Lord Tyre’s decision vindicates David Whitehouse’s view that there should be a criminal investigation after admissions were made of “malicious and without probable cause” prosecutions.
Mr Whitehouse found himself embroiled in legal woes in the wake of Craig Whyte’s takeover of Rangers in 2011. Fraud and other charges brought against him and his colleague Paul Clark were either dropped or dismissed.
The Lord Advocate’s lawyers admitted that prosecutors acted unlawfully in pursuing the men and that their human rights were breached.
A settlement of around £24 million was agreed but Mr Whitehouse has continued to seek the disclosure of documents uncovered in his successful civil case where it was admitted he was the victim of a malicious prosecution.
Lord Tyre has sanctioned the release of the documents saying that to do so was in “the interests of justice”.

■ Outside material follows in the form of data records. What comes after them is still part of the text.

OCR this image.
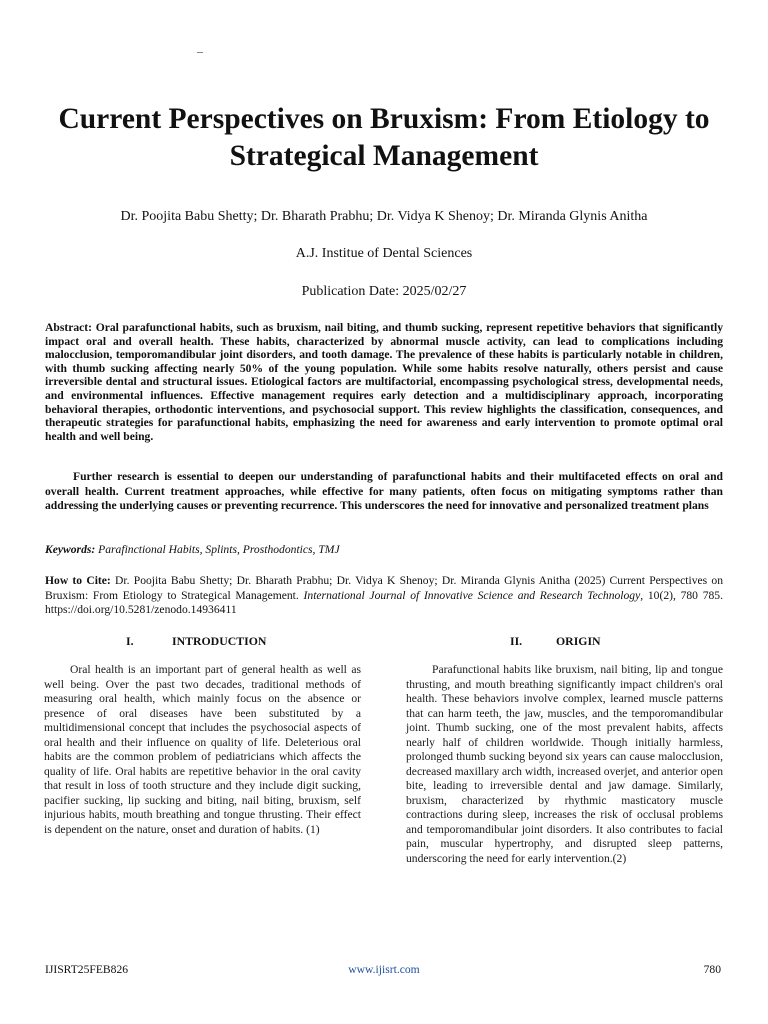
–
Current Perspectives on Bruxism: From Etiology to Strategical Management
Dr. Poojita Babu Shetty; Dr. Bharath Prabhu; Dr. Vidya K Shenoy; Dr. Miranda Glynis Anitha
A.J. Institue of Dental Sciences
Publication Date: 2025/02/27

Abstract: Oral parafunctional habits, such as bruxism, nail biting, and thumb sucking, represent repetitive behaviors that significantly impact oral and overall health. These habits, characterized by abnormal muscle activity, can lead to complications including malocclusion, temporomandibular joint disorders, and tooth damage. The prevalence of these habits is particularly notable in children, with thumb sucking affecting nearly 50% of the young population. While some habits resolve naturally, others persist and cause irreversible dental and structural issues. Etiological factors are multifactorial, encompassing psychological stress, developmental needs, and environmental influences. Effective management requires early detection and a multidisciplinary approach, incorporating behavioral therapies, orthodontic interventions, and psychosocial support. This review highlights the classification, consequences, and therapeutic strategies for parafunctional habits, emphasizing the need for awareness and early intervention to promote optimal oral health and well being.

Further research is essential to deepen our understanding of parafunctional habits and their multifaceted effects on oral and overall health. Current treatment approaches, while effective for many patients, often focus on mitigating symptoms rather than addressing the underlying causes or preventing recurrence. This underscores the need for innovative and personalized treatment plans

Keywords: Parafinctional Habits, Splints, Prosthodontics, TMJ

How to Cite: Dr. Poojita Babu Shetty; Dr. Bharath Prabhu; Dr. Vidya K Shenoy; Dr. Miranda Glynis Anitha (2025) Current Perspectives on Bruxism: From Etiology to Strategical Management. International Journal of Innovative Science and Research Technology, 10(2), 780 785. https://doi.org/10.5281/zenodo.14936411

I.	INTRODUCTION	II.	ORIGIN

Oral health is an important part of general health as well as well being. Over the past two decades, traditional methods of measuring oral health, which mainly focus on the absence or presence of oral diseases have been substituted by a multidimensional concept that includes the psychosocial aspects of oral health and their influence on quality of life. Deleterious oral habits are the common problem of pediatricians which affects the quality of life. Oral habits are repetitive behavior in the oral cavity that result in loss of tooth structure and they include digit sucking, pacifier sucking, lip sucking and biting, nail biting, bruxism, self injurious habits, mouth breathing and tongue thrusting. Their effect is dependent on the nature, onset and duration of habits. (1)

Parafunctional habits like bruxism, nail biting, lip and tongue thrusting, and mouth breathing significantly impact children's oral health. These behaviors involve complex, learned muscle patterns that can harm teeth, the jaw, muscles, and the temporomandibular joint. Thumb sucking, one of the most prevalent habits, affects nearly half of children worldwide. Though initially harmless, prolonged thumb sucking beyond six years can cause malocclusion, decreased maxillary arch width, increased overjet, and anterior open bite, leading to irreversible dental and jaw damage. Similarly, bruxism, characterized by rhythmic masticatory muscle contractions during sleep, increases the risk of occlusal problems and temporomandibular joint disorders. It also contributes to facial pain, muscular hypertrophy, and disrupted sleep patterns, underscoring the need for early intervention.(2)

IJISRT25FEB826	www.ijisrt.com	780
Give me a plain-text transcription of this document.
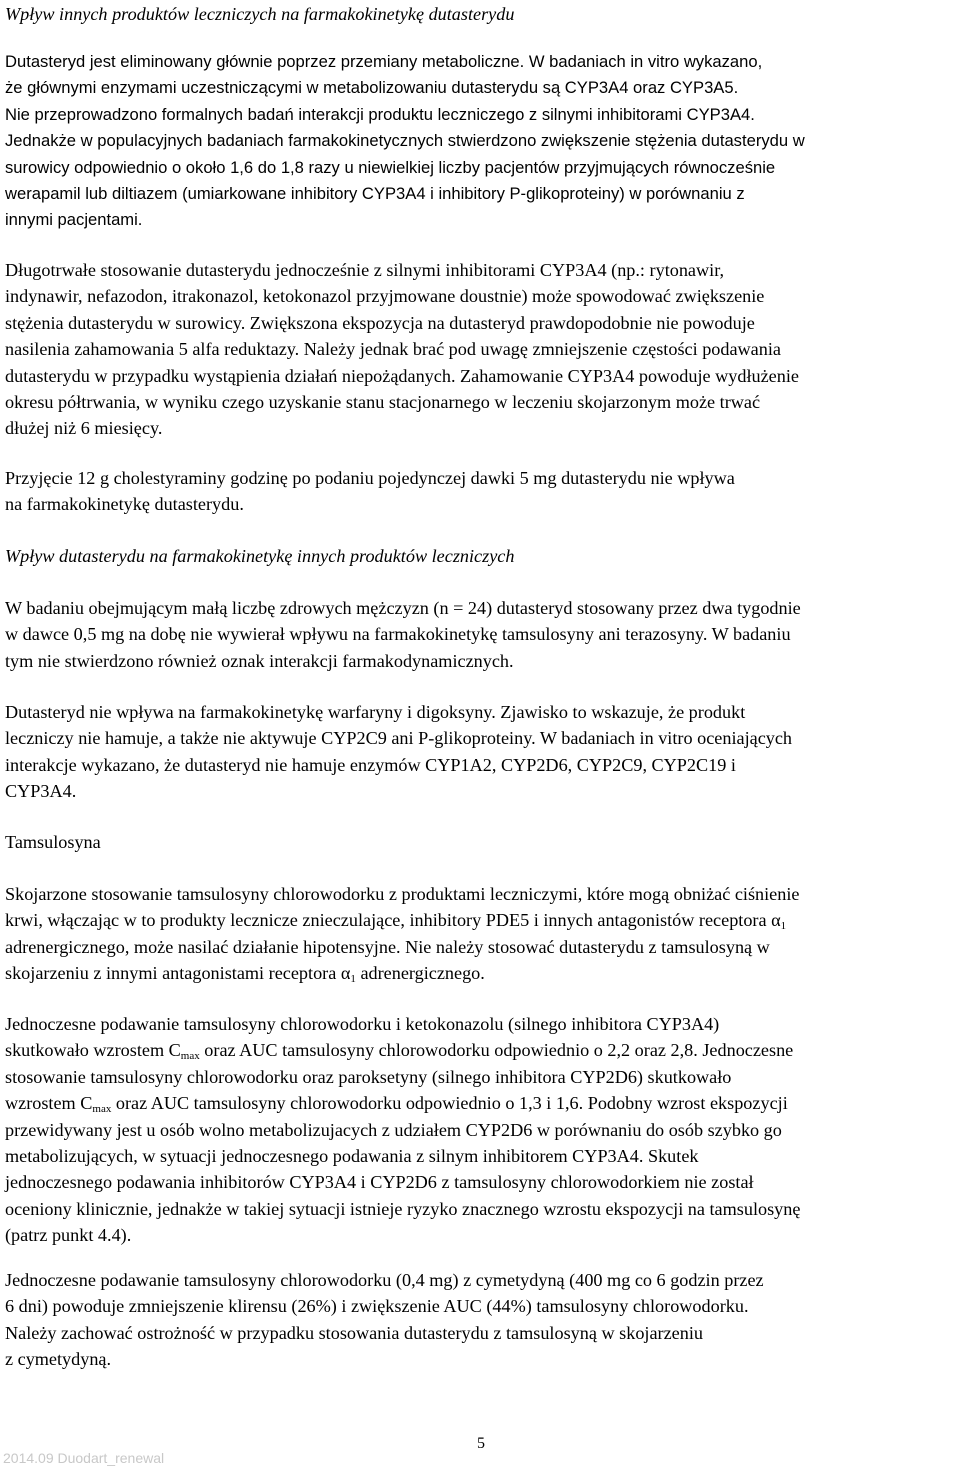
Wpływ innych produktów leczniczych na farmakokinetykę dutasterydu
Dutasteryd jest eliminowany głównie poprzez przemiany metaboliczne. W badaniach in vitro wykazano,
że głównymi enzymami uczestniczącymi w metabolizowaniu dutasterydu są CYP3A4 oraz CYP3A5.
Nie przeprowadzono formalnych badań interakcji produktu leczniczego z silnymi inhibitorami CYP3A4.
Jednakże w populacyjnych badaniach farmakokinetycznych stwierdzono zwiększenie stężenia dutasterydu w
surowicy odpowiednio o około 1,6 do 1,8 razy u niewielkiej liczby pacjentów przyjmujących równocześnie
werapamil lub diltiazem (umiarkowane inhibitory CYP3A4 i inhibitory P-glikoproteiny) w porównaniu z
innymi pacjentami.
Długotrwałe stosowanie dutasterydu jednocześnie z silnymi inhibitorami CYP3A4 (np.: rytonawir,
indynawir, nefazodon, itrakonazol, ketokonazol przyjmowane doustnie) może spowodować zwiększenie
stężenia dutasterydu w surowicy. Zwiększona ekspozycja na dutasteryd prawdopodobnie nie powoduje
nasilenia zahamowania 5 alfa reduktazy. Należy jednak brać pod uwagę zmniejszenie częstości podawania
dutasterydu w przypadku wystąpienia działań niepożądanych. Zahamowanie CYP3A4 powoduje wydłużenie
okresu półtrwania, w wyniku czego uzyskanie stanu stacjonarnego w leczeniu skojarzonym może trwać
dłużej niż 6 miesięcy.
Przyjęcie 12 g cholestyraminy godzinę po podaniu pojedynczej dawki 5 mg dutasterydu nie wpływa
na farmakokinetykę dutasterydu.
Wpływ dutasterydu na farmakokinetykę innych produktów leczniczych
W badaniu obejmującym małą liczbę zdrowych mężczyzn (n = 24) dutasteryd stosowany przez dwa tygodnie
w dawce 0,5 mg na dobę nie wywierał wpływu na farmakokinetykę tamsulosyny ani terazosyny. W badaniu
tym nie stwierdzono również oznak interakcji farmakodynamicznych.
Dutasteryd nie wpływa na farmakokinetykę warfaryny i digoksyny. Zjawisko to wskazuje, że produkt
leczniczy nie hamuje, a także nie aktywuje CYP2C9 ani P-glikoproteiny. W badaniach in vitro oceniających
interakcje wykazano, że dutasteryd nie hamuje enzymów CYP1A2, CYP2D6, CYP2C9, CYP2C19 i
CYP3A4.
Tamsulosyna
Skojarzone stosowanie tamsulosyny chlorowodorku z produktami leczniczymi, które mogą obniżać ciśnienie
krwi, włączając w to produkty lecznicze znieczulające, inhibitory PDE5 i innych antagonistów receptora $\alpha_1$
adrenergicznego, może nasilać działanie hipotensyjne. Nie należy stosować dutasterydu z tamsulosyną w
skojarzeniu z innymi antagonistami receptora $\alpha_1$ adrenergicznego.
Jednoczesne podawanie tamsulosyny chlorowodorku i ketokonazolu (silnego inhibitora CYP3A4)
skutkowało wzrostem $C_{max}$ oraz AUC tamsulosyny chlorowodorku odpowiednio o 2,2 oraz 2,8. Jednoczesne
stosowanie tamsulosyny chlorowodorku oraz paroksetyny (silnego inhibitora CYP2D6) skutkowało
wzrostem $C_{max}$ oraz AUC tamsulosyny chlorowodorku odpowiednio o 1,3 i 1,6. Podobny wzrost ekspozycji
przewidywany jest u osób wolno metabolizujacych z udziałem CYP2D6 w porównaniu do osób szybko go
metabolizujących, w sytuacji jednoczesnego podawania z silnym inhibitorem CYP3A4. Skutek
jednoczesnego podawania inhibitorów CYP3A4 i CYP2D6 z tamsulosyny chlorowodorkiem nie został
oceniony klinicznie, jednakże w takiej sytuacji istnieje ryzyko znacznego wzrostu ekspozycji na tamsulosynę
(patrz punkt 4.4).
Jednoczesne podawanie tamsulosyny chlorowodorku (0,4 mg) z cymetydyną (400 mg co 6 godzin przez
6 dni) powoduje zmniejszenie klirensu (26%) i zwiększenie AUC (44%) tamsulosyny chlorowodorku.
Należy zachować ostrożność w przypadku stosowania dutasterydu z tamsulosyną w skojarzeniu
z cymetydyną.
5
2014.09 Duodart_renewal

He added: “As regards use of the documents for the purposes of making a criminal complaint, I accept the pursuer’s submission that it is unnecessary for him to specify at this stage which offence he alleges was or may have been committed by any particular person; that is what would require to be investigated by the police.”
He said Mr Whitehouse should be able to pursue a criminal complaint “without being hindered by being unable to use material that came to his attention as a result of being produced in the civil proceedings”.
As some events occurred in England, the judge said the information should also be disclosed to the Crown Prosecution Service.
The Lord Advocate, James Wolffe QC, has said he will sanction an investigation into any criminality uncovered by Mr Whitehouse.